An age-old frontier may separate Northumberland and The Borders, but there is much these two geographical areas share in common.
The political border has shifted many times over the centuries. But the inhabitants have always shared similar customs, habits, a dialect and a common outlook. This is mostly because of the region’s history, which has at times been turbulent and dramatic, but always filled with ideas and innovation.
You can read about the events and forces which shaped the culture in different parts of this site and in particular in the History and Explore sections. The legacy is rich and gives Northumberland and The Scottish Borders its unique forms of music, craft, art, drama and language.
The music is both timeless and beautiful. Northumbrian folk ballads are usually accompanied by the traditional Northumbrian smallpipes, played by pipers dressed in traditional Northumberland Tartan.
The Northumberland Tartan is a tight black and white check which dates back thousands of years.
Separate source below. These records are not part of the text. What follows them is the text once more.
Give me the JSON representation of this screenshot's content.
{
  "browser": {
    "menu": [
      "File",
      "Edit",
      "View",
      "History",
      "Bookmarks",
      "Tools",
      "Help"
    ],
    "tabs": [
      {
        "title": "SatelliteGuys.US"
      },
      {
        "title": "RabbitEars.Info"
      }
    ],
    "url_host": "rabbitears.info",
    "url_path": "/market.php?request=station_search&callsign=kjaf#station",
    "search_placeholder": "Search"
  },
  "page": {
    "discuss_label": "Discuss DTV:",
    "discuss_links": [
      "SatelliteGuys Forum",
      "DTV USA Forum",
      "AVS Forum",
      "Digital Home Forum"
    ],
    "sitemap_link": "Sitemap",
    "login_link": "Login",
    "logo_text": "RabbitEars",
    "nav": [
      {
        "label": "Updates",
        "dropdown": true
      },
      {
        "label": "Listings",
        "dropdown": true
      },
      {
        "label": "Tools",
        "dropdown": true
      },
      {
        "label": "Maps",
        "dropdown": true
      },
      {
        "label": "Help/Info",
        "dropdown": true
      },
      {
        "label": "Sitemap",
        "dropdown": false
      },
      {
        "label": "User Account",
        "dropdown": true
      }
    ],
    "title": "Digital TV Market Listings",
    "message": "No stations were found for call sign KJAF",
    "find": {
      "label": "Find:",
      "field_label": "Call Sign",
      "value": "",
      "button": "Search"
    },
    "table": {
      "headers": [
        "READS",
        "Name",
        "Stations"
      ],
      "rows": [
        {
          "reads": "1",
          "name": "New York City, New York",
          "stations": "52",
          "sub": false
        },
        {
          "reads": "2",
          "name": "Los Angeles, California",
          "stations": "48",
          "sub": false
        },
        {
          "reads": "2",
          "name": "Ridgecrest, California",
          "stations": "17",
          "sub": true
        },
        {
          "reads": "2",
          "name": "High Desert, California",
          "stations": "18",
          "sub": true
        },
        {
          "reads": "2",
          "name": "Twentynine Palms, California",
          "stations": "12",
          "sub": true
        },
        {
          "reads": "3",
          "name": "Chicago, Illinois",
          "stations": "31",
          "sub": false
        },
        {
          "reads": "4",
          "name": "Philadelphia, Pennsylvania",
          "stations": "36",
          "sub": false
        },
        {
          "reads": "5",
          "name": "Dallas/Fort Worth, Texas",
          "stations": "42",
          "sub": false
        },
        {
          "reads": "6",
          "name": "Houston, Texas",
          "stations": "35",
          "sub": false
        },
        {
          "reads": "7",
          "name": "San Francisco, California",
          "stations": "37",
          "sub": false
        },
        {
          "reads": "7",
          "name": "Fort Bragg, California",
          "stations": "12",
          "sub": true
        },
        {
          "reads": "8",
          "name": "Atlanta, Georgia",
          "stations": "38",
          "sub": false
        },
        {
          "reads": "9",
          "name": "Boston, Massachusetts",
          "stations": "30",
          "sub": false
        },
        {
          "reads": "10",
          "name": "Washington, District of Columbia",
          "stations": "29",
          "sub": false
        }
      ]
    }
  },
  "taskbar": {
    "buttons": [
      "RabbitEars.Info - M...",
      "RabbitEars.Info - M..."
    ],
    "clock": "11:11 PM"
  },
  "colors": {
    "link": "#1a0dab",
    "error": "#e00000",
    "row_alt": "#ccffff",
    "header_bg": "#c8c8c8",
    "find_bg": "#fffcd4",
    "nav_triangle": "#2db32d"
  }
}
It was originally woven by hill shepherds who only had access to the basic black and white wool from their flock. This tartan provides the basis for the Scottish Estate Tartans of today. See the pattern here at the Northumberland Tartan Company.
Many of the words found in the area’s folk songs and used today are Northumbrian. This dialect reflects many influences – Viking, Norse, Gaelic, German and French.
You’ll either know Northumbrian/Border words because you live here, or you’ve heard them in films and TV shows. Words such as canny (pleasant, good); muckle (big); clart (mud); tetties (potatoes); bairn (child); and deek (look at) are from this part of the world.
Lesser known is the fact that two well-known words, blackmail and bereaved, originated in the Borders. Blackmail was originally a fee paid by locals for protection from pillage, while bereaved is said to come from ‘be reived’, a term that originally applied to the victims of the infamous Border Reivers raids and has now come to mean to suffer a personal loss.
Northumberland has its own flag, the red and gold banner which some claim is the oldest known flag design in Britain.
The design comes from the regal banner of gold and purple which was draped over the tomb of St Oswald, the 7th Century King of Northumbria.
Today, Northumberland/Borders cultural heritage is celebrated in unique,diverse museums and galleries and at festivals throughout the region.